I’m actually kind of glad it was left off; it would have ended the album, and Dark Matter honestly makes a perfect closer on its own. Signify II would have been superfluous. If it went anywhere on Signify, it should have replaced the title track, because Signify II works much better as a statement of the album’s themes instead of as a summation. It would have also made a pretty good segue into The Sleep Of No Dreaming, which focuses on Wilson’s rejection of all that garbage.

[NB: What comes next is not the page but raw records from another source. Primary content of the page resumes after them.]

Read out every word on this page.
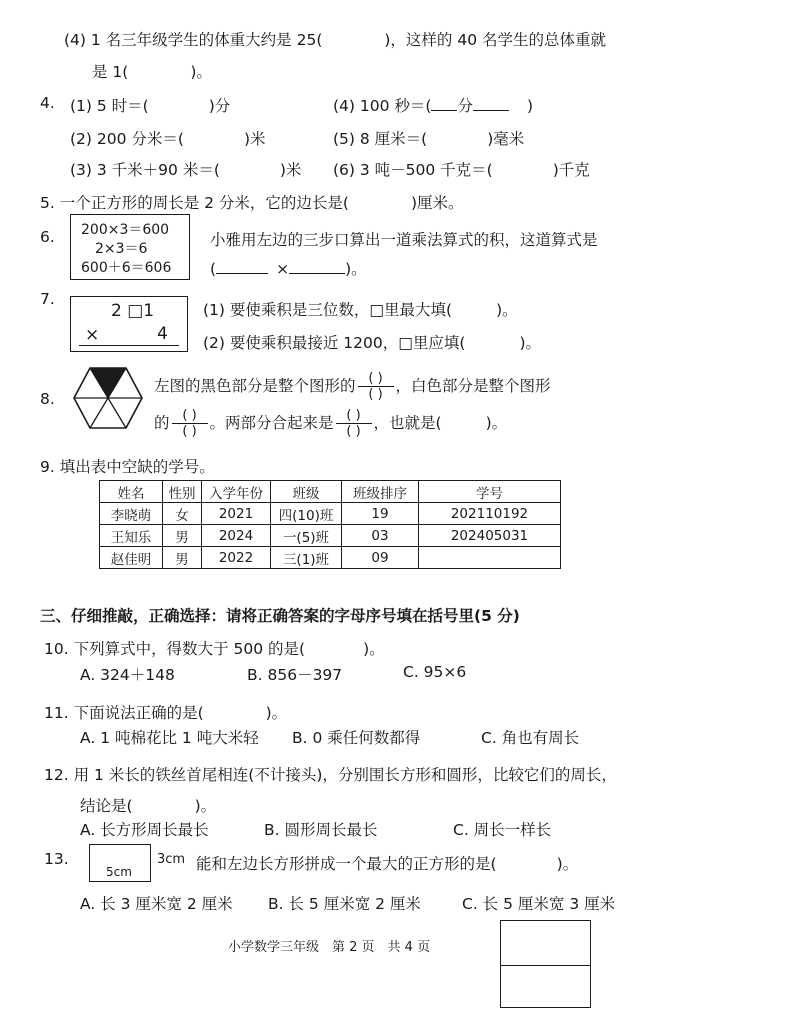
(4) 1 名三年级学生的体重大约是 25(	)，这样的 40 名学生的总体重就
是 1(	)。
4. (1) 5 时＝(	)分	(4) 100 秒＝( 分	)
(2) 200 分米＝(	)米	(5) 8 厘米＝(	)毫米
(3) 3 千米＋90 米＝(	)米 (6) 3 吨－500 千克＝(	)千克
5. 一个正方形的周长是 2 分米，它的边长是(	)厘米。
6. 200×3＝600
2×3＝6
600＋6＝606
小雅用左边的三步口算出一道乘法算式的积，这道算式是
(	×	)。
7.
2 □1
×	4
(1) 要使乘积是三位数，□里最大填(	)。
(2) 要使乘积最接近 1200，□里应填(	)。
8.
左图的黑色部分是整个图形的 $\frac{( )}{( )}$ ，白色部分是整个图形
的 $\frac{( )}{( )}$ 。两部分合起来是 $\frac{( )}{( )}$ ，也就是(	)。
9. 填出表中空缺的学号。
姓名	性别	入学年份	班级	班级排序	学号
李晓萌	女	2021	四(10)班	19	202110192
王知乐	男	2024	一(5)班	03	202405031
赵佳明	男	2022	三(1)班	09	
三、仔细推敲，正确选择：请将正确答案的字母序号填在括号里(5 分)
10. 下列算式中，得数大于 500 的是(	)。
A. 324＋148	B. 856－397	C. 95×6
11. 下面说法正确的是(	)。
A. 1 吨棉花比 1 吨大米轻 B. 0 乘任何数都得	C. 角也有周长
12. 用 1 米长的铁丝首尾相连(不计接头)，分别围长方形和圆形，比较它们的周长，
结论是(	)。
A. 长方形周长最长	B. 圆形周长最长	C. 周长一样长
13.
5cm
3cm 能和左边长方形拼成一个最大的正方形的是(	)。
A. 长 3 厘米宽 2 厘米 B. 长 5 厘米宽 2 厘米	C. 长 5 厘米宽 3 厘米
小学数学三年级　第 2 页　共 4 页
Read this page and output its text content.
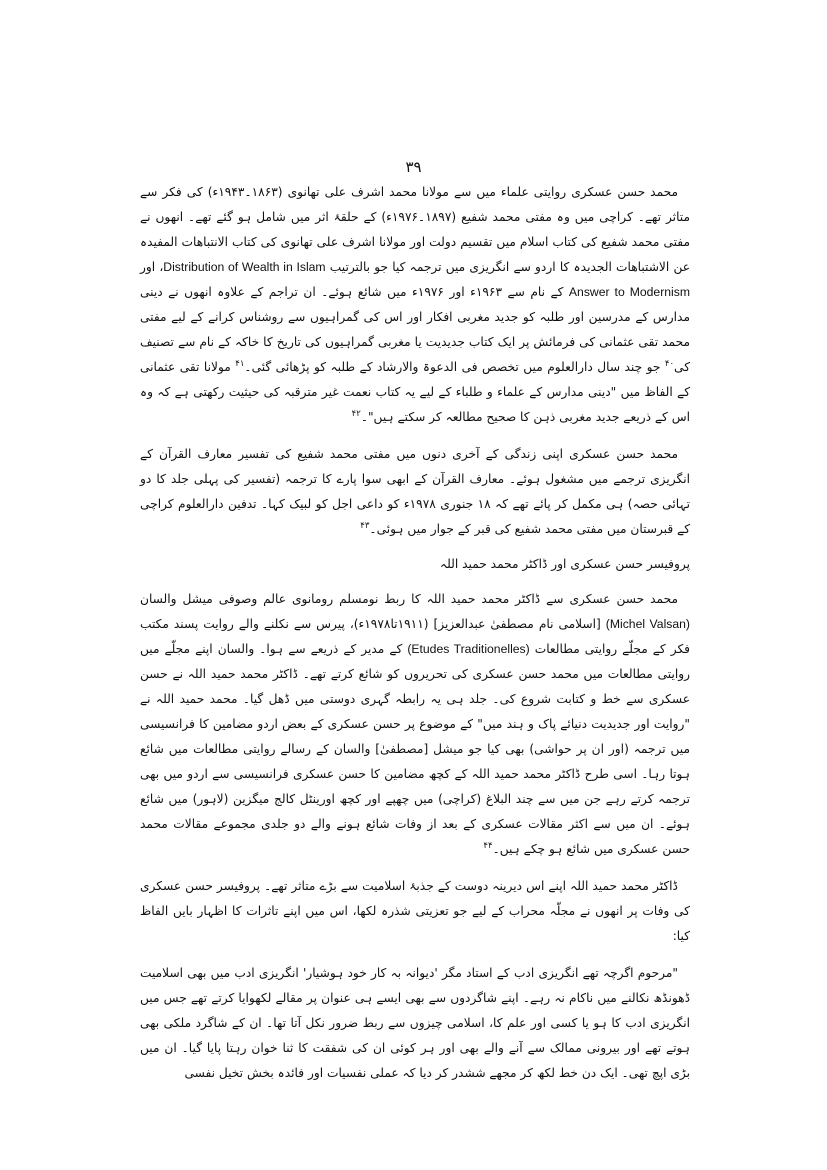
۳۹

محمد حسن عسکری روایتی علماء میں سے مولانا محمد اشرف علی تھانوی (۱۸۶۳۔۱۹۴۳ء) کی فکر سے متاثر تھے۔ کراچی میں وہ مفتی محمد شفیع (۱۸۹۷۔۱۹۷۶ء) کے حلقۂ اثر میں شامل ہو گئے تھے۔ انھوں نے مفتی محمد شفیع کی کتاب اسلام میں تقسیم دولت اور مولانا اشرف علی تھانوی کی کتاب الانتباهات المفیدہ عن الاشتباهات الجدیدہ کا اردو سے انگریزی میں ترجمہ کیا جو بالترتیب Distribution of Wealth in Islam، اور Answer to Modernism کے نام سے ۱۹۶۳ء اور ۱۹۷۶ء میں شائع ہوئے۔ ان تراجم کے علاوہ انھوں نے دینی مدارس کے مدرسین اور طلبہ کو جدید مغربی افکار اور اس کی گمراہیوں سے روشناس کرانے کے لیے مفتی محمد تقی عثمانی کی فرمائش پر ایک کتاب جدیدیت یا مغربی گمراہیوں کی تاریخ کا خاکہ کے نام سے تصنیف کی$^{۴۰}$ جو چند سال دارالعلوم میں تخصص فی الدعوۃ والارشاد کے طلبہ کو پڑھائی گئی۔$^{۴۱}$ مولانا تقی عثمانی کے الفاظ میں "دینی مدارس کے علماء و طلباء کے لیے یہ کتاب نعمت غیر مترقبہ کی حیثیت رکھتی ہے کہ وہ اس کے ذریعے جدید مغربی ذہن کا صحیح مطالعہ کر سکتے ہیں"۔$^{۴۲}$

محمد حسن عسکری اپنی زندگی کے آخری دنوں میں مفتی محمد شفیع کی تفسیر معارف القرآن کے انگریزی ترجمے میں مشغول ہوئے۔ معارف القرآن کے ابھی سوا پارے کا ترجمہ (تفسیر کی پہلی جلد کا دو تہائی حصہ) ہی مکمل کر پائے تھے کہ ۱۸ جنوری ۱۹۷۸ء کو داعی اجل کو لبیک کہا۔ تدفین دارالعلوم کراچی کے قبرستان میں مفتی محمد شفیع کی قبر کے جوار میں ہوئی۔$^{۴۳}$

پروفیسر حسن عسکری اور ڈاکٹر محمد حمید اللہ

محمد حسن عسکری سے ڈاکٹر محمد حمید اللہ کا ربط نومسلم رومانوی عالم وصوفی میشل والسان (Michel Valsan) [اسلامی نام مصطفیٰ عبدالعزیز] (۱۹۱۱تا۱۹۷۸ء)، پیرس سے نکلنے والے روایت پسند مکتب فکر کے مجلّے روایتی مطالعات (Etudes Traditionelles) کے مدیر کے ذریعے سے ہوا۔ والسان اپنے مجلّے میں روایتی مطالعات میں محمد حسن عسکری کی تحریروں کو شائع کرتے تھے۔ ڈاکٹر محمد حمید اللہ نے حسن عسکری سے خط و کتابت شروع کی۔ جلد ہی یہ رابطہ گہری دوستی میں ڈھل گیا۔ محمد حمید اللہ نے "روایت اور جدیدیت دنیائے پاک و ہند میں" کے موضوع پر حسن عسکری کے بعض اردو مضامین کا فرانسیسی میں ترجمہ (اور ان پر حواشی) بھی کیا جو میشل [مصطفیٰ] والسان کے رسالے روایتی مطالعات میں شائع ہوتا رہا۔ اسی طرح ڈاکٹر محمد حمید اللہ کے کچھ مضامین کا حسن عسکری فرانسیسی سے اردو میں بھی ترجمہ کرتے رہے جن میں سے چند البلاغ (کراچی) میں چھپے اور کچھ اورینٹل کالج میگزین (لاہور) میں شائع ہوئے۔ ان میں سے اکثر مقالات عسکری کے بعد از وفات شائع ہونے والے دو جلدی مجموعے مقالات محمد حسن عسکری میں شائع ہو چکے ہیں۔$^{۴۴}$

ڈاکٹر محمد حمید اللہ اپنے اس دیرینہ دوست کے جذبۂ اسلامیت سے بڑے متاثر تھے۔ پروفیسر حسن عسکری کی وفات پر انھوں نے مجلّہ محراب کے لیے جو تعزیتی شذرہ لکھا، اس میں اپنے تاثرات کا اظہار بایں الفاظ کیا:

"مرحوم اگرچہ تھے انگریزی ادب کے استاد مگر 'دیوانہ بہ کار خود ہوشیار' انگریزی ادب میں بھی اسلامیت ڈھونڈھ نکالنے میں ناکام نہ رہے۔ اپنے شاگردوں سے بھی ایسے ہی عنوان پر مقالے لکھوایا کرتے تھے جس میں انگریزی ادب کا ہو یا کسی اور علم کا، اسلامی چیزوں سے ربط ضرور نکل آتا تھا۔ ان کے شاگرد ملکی بھی ہوتے تھے اور بیرونی ممالک سے آنے والے بھی اور ہر کوئی ان کی شفقت کا ثنا خوان رہتا پایا گیا۔ ان میں بڑی اپچ تھی۔ ایک دن خط لکھ کر مجھے ششدر کر دیا کہ عملی نفسیات اور فائدہ بخش تخیل نفسی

However. Those samples are what make Signify II unique. They’re what elevate the song from a transparent Hallogallo ripoff to something truly special. The samples and the instrumentation play off each other perfectly, with each one reinforcing the other. Of particular note here is the moment after the preacher asks if a caller really wants to accept Jesus into their life, and the music drops out completely for him to ask, “Why,” on some level inviting the listener to wonder why they should do the same, if this is what mainstream Christianity has to offer. The secular mix of Signify II is transparently bog-standard, but the religious mix is one of the best songs Porcupine Tree released during the Signify era. (Not exactly high praise coming from me, yes, but I’ll take what I can get from this point in their history.)
It is genuinely irritating whenever mainstream people talk about Porcupine Tree but either don’t talk about the Space Era or discount it for whatever reason. I’d typically chalk this up to the normies just wanting Steve to be this mopey depressed dude, but it’s slightly deeper than that. It probably has more to do with them, and we’ve talked about this before, putting him into a box. Not only is it an incomplete understanding of what Steven Wilson is about, but a demand that Wilson spend his life solely writing emo anthems for people who were too cool for actual emo.
Furthermore, Porcupine Tree were doing space rock longer than they did anything else. The Space Era is full of masterpieces, from Voyage 34 to all the funny stuff on Sunday to the title tracks of Up the Downstair and The Sky Moves Sideways. It’s a chunk of Porcupine Tree’s history that’s every bit as varied and multiplicitous as what they’d do later, and it’s done a great disservice when it’s treated as a footnote. The Stars Die compilation is essential largely because it’s a reminder that it isn’t, even as it’s radically different to what they’re doing now. What you think of the Space Era, ultimately, says more about you than it does about it, and if you believe the Space Era has little to offer compared to the other half of Porcupine Tree’s discography, then maybe Stars Die can change that a little.